Crème fraîche is sold ready to use but can also be made at home. When purchased, it is more expensive than sour cream and slightly more expensive than high-quality heavy cream.

Crème Fraîche vs. Sour Cream

Crème fraîche and sour cream can often be used interchangeably in recipes with similar but not identical results. Crème fraîche is less tangy and often less thick than sour cream, with a much higher fat content and therefore richer taste. This makes it popular for topping desserts like apple tarts, while plain sour cream is too tart for many palettes. Sour cream's thickness and flavor make it a good option for decidedly savory dishes like dips and tacos, but can also add a nice contrast to baked goods like sour cream pound cake. It often contains stabilizers, which crème fraîche typically lacks.

How to Cook With Crème Fraîche

Crème fraîche can be used as-is for a number of dishes or can be whipped so that it better resembles whipped cream. This is a nice option for dessert applications such as topping pies or cakes. You can also make your own crème fraîche at home using heavy cream and a small amount of buttermilk. After heating the cream and adding the buttermilk, the mixture is left to sit at room temperature overnight to thicken.

What Does It Taste Like?

Crème fraîche has a richness similar to heavy cream and a tanginess similar to sour cream or yogurt. It lacks the bite of sour cream, making its subdued flavor more easily applicable to an assortment of sweet and savory dishes. It can vary in thickness, but is thicker than heavy cream and less thick than sour cream. It has a luxurious texture and mouthfeel thanks to its high fat content. Crème fraîche compliments a variety of flavors nicely, from sweet fruit to mild fish to fresh herbs.

Crème Fraîche Substitute

Depending on the recipe, there are a few good substitutes for crème fraîche. Marscapone cheese is a good option if you're seeking a less tangy flavor, especially in desserts. You may need to add a bit of milk or heavy cream to thin the cheese a bit, depending on the use, and a small amount of lemon juice can be added to add tartness. Mexican crema is very similar to crème fraîche but tends to be thinner. Use it in dishes where the thickness is not an issue. Sour cream is a natural swap in cool or warm sauces and dips, just keep in mind it is tarter and contains less fat. Yogurt can also be used with a similar caveat.

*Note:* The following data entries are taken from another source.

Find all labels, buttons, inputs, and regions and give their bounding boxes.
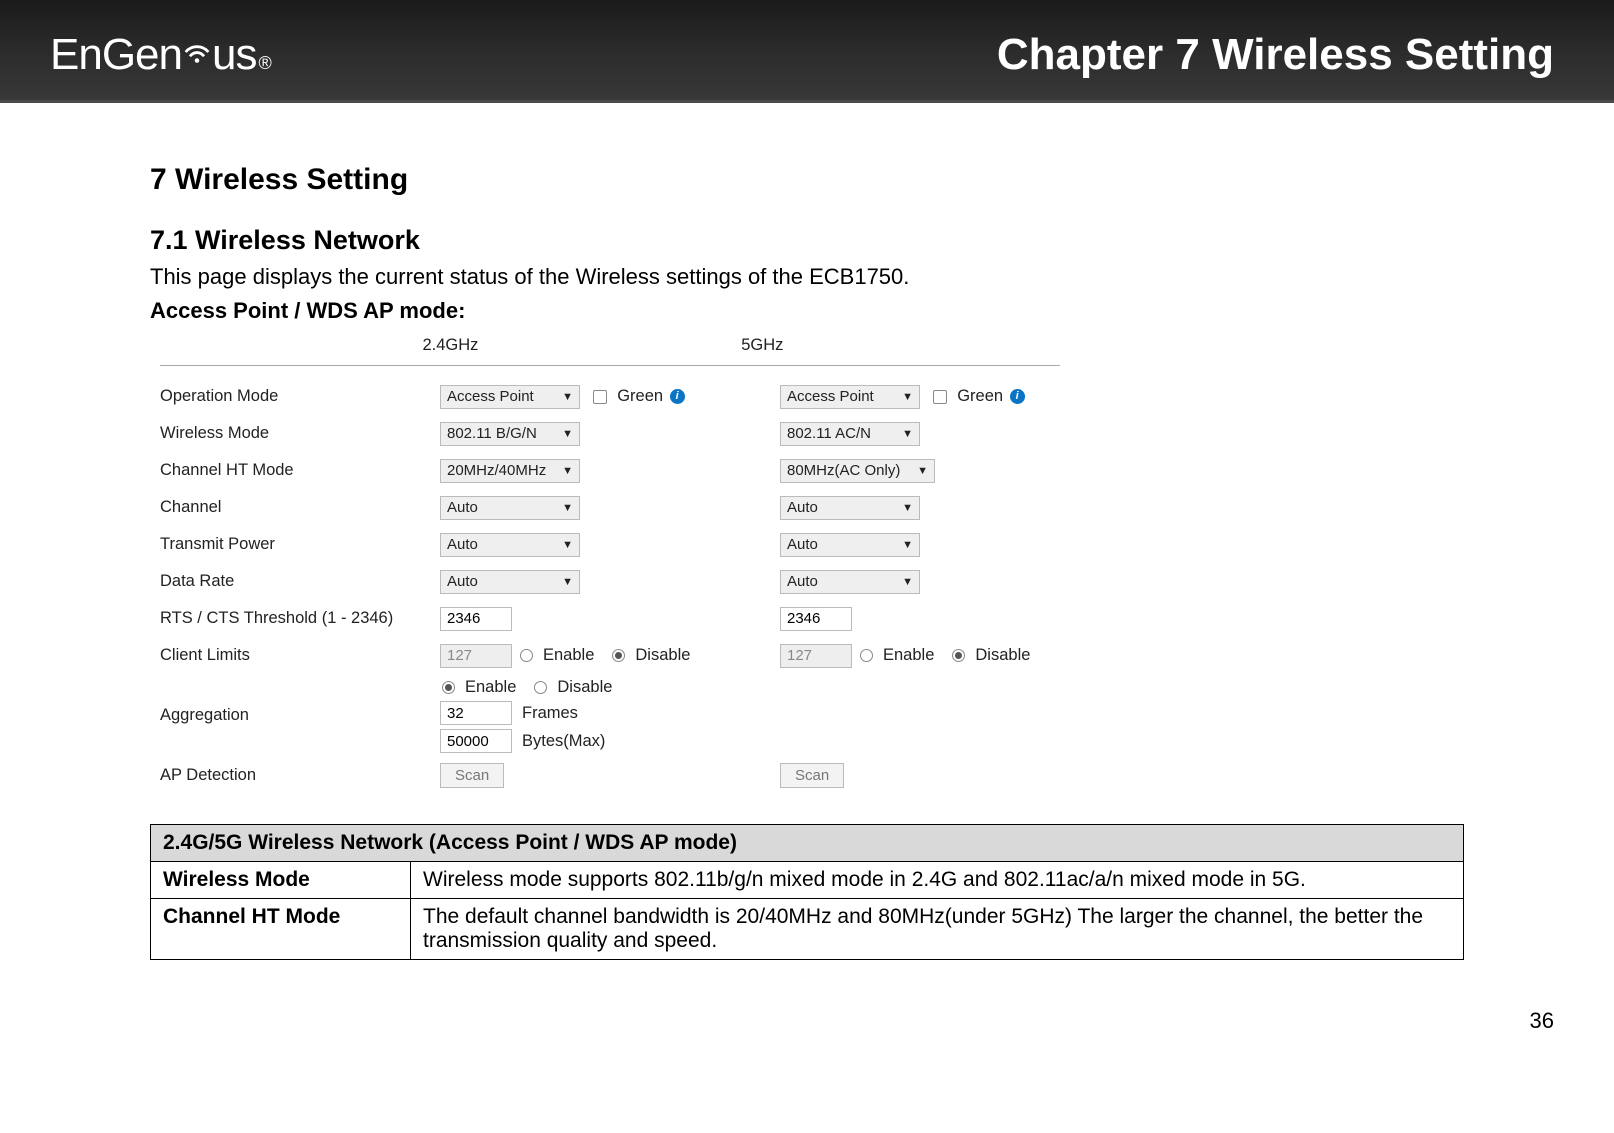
operation-mode-24-select[interactable]: Access Point▼ xyxy=(440,385,580,409)
channel-5-select[interactable]: Auto▼ xyxy=(780,496,920,520)
info-icon[interactable]: i xyxy=(1010,389,1025,404)
chevron-down-icon: ▼ xyxy=(902,502,913,514)
row-data-rate: Data Rate Auto▼ Auto▼ xyxy=(160,563,1464,600)
registered-mark: ® xyxy=(258,53,270,74)
disable-label: Disable xyxy=(975,646,1030,665)
description-table: 2.4G/5G Wireless Network (Access Point /… xyxy=(150,824,1464,960)
disable-label: Disable xyxy=(635,646,690,665)
aggregation-bytes-input[interactable] xyxy=(440,729,512,753)
brand-logo: EnGen us ® xyxy=(50,30,271,80)
wifi-icon xyxy=(180,35,214,69)
table-header-row: 2.4G/5G Wireless Network (Access Point /… xyxy=(151,825,1464,862)
rts-5-input[interactable] xyxy=(780,607,852,631)
chevron-down-icon: ▼ xyxy=(562,539,573,551)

Note that crème fraîche is sometimes called for in sauce and soup recipes and cooked over high heat. Because crème fraîche has a high fat content, it will not curdle. When swapping for other ingredients, you may want to add them when the mixture is cooking at a lower heat to prevent curdling.

Crème Fraîche Recipes

Crème fraîche can be utilized in a variety of ways in both sweet and savory dishes. Try using it to top desserts, to make a decadent dip, in sauces for fish and meat, or to add creaminess to soups, pastas, and potatoes.

Where to Buy Crème Fraîche

Look for crème fraîche in the dairy aisle at fine supermarket and groceries. Although it isn't uncommon to find in your local grocery store, it is a bit of a specialty item. It's more likely to be found in gourmet markets and cheese shops. Look for it in plastic tubs similar in size and shape to sour cream. Several good brands are imported from France, but a number of high-quality American dairies and cheese makers produce their own. Try a few different brands to find your favorite.

Storage

The shelf life of crème fraîche will vary depending on if any preservatives have been added. An unopened container will keep for about eight weeks in the fridge—double check the sell by date before purchasing. Once opened, store crème fraîche in the refrigerator in its original container with the lid on tight. It will keep for a week or two. If any mold appears, discard immediately.

Nutrition and Benefits

Since crème fraîche is a dairy product, it contains the essential mineral calcium. However, it is especially high in fat, with a one-ounce serving containing 7 grams of saturated fat, or 35 percent of the recommended daily value. It's best to enjoy the richness of crème fraîche in moderation.